We’re thrilled that blood cancer and blood disorder patients will soon benefit from our new cell collection centre in Nottingham. The Anthony Nolan Cell Collection Centre will tackle the problem of delayed donations head on. It will boost capacity by up to 1,300 new donation slots every year and increase the potential to save many more lives while ensuring our incredible donors have the best possible donation experience. The centre will speed up the time to transplant as well as support cutting-edge research into new cell therapies.

We are based within Nottingham University Hospitals NHS Trust, working in partnership with the NIHR Nottingham Clinical Research Facility. Our centre is strategically situated in central England at Queen's Medical Centre – ensuring fast access to donors, the best donation facilities, and speedy onward transport.

A stem cell transplant can be a lifesaving treatment for thousands of patients with blood cancer and blood disorders, and replaces a patient’s stem cells with those from a healthy donor. From these healthy cells a new immune system will grow.

Cells donated at the centre will also support the research and development of new cell and gene therapies, which could treat other life-threatening diseases.  

A longstanding global shortage of cell collection facilities means that for too many people, the time it takes to receive a transplant is too long. We can’t always find a well-matched donor who’s immediately able to donate. Fewer than one in five donations happen at the critical point they’re needed. Delays happen and the clock keeps ticking.

And so diseases can progress, patients get sicker and survival chances can reduce.

Claire Gardella and her daughter Sofia, from Nottinghamshire, experienced a long, stressful delay while waiting for Sofia to receive treatment. Sofia, who was only two years old when she underwent her first stem cell transplant, was born with congenital amegakaryocytic thrombocytopenia (CAMT) – a condition that made it difficult for her body to clot blood.

Claire said: “We waited for a whole year before Sofia was able to have her first transplant – the wait was agonising to say the least.
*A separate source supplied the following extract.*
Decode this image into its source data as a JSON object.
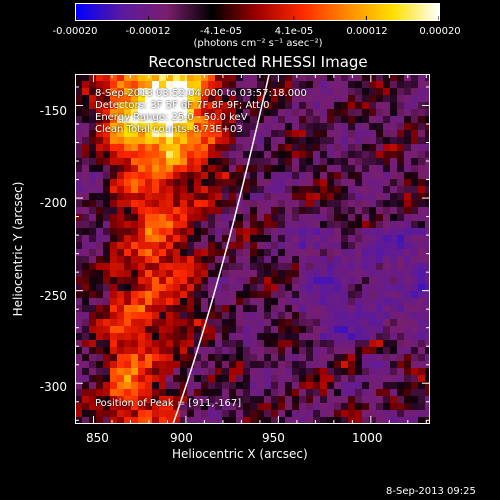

It’s wonderful to know this new centre will eliminate that stress and uncertainty for so many patients and families like us.” 

The Anthony Nolan stem cell register was the first in the world, established in 1974. We have decades of experience providing cells to patients in the UK and internationally, and we’re the first point of contact for any hospital in the UK looking for an unrelated donor transplant for a patient.    

People called upon to donate currently do so at hospitals and independent centres with specialist equipment. However, growing demand for cell-based therapies, like CAR-T treatments, mean these centres are under more pressure than ever.  

By managing our own dedicated cell collection centre, we’ll be able to collect high-quality cells from donors at a time that meets the needs of the patient, while ensuring donors have the best possible experience. The centre will also support and expand our work providing special cell donations for research, helping to develop new therapies that have the potential to save countless lives in the future. 

The Anthony Nolan Cell Collection Centre adds to our existing presence in Nottingham, with our cell therapy centre located on Nottingham Trent University’s Clifton campus. This site houses our umbilical cord blood bank, and a research facility that looks at new ways to use cord blood in medical treatments. 

Donors from across the UK will be able to travel to Nottingham to donate their cells for transplant or research at the cell collection centre. The procedure is performed with a cell separation machine that filters stem cells from the blood. Cells collected for transplant are then couriered to the patient, who may be anywhere in the world waiting for their transplant.  

Cells collected from individuals who have agreed to donate for research are delivered to scientists working on new and innovative treatments, maximising the impact our donors can provide for patients.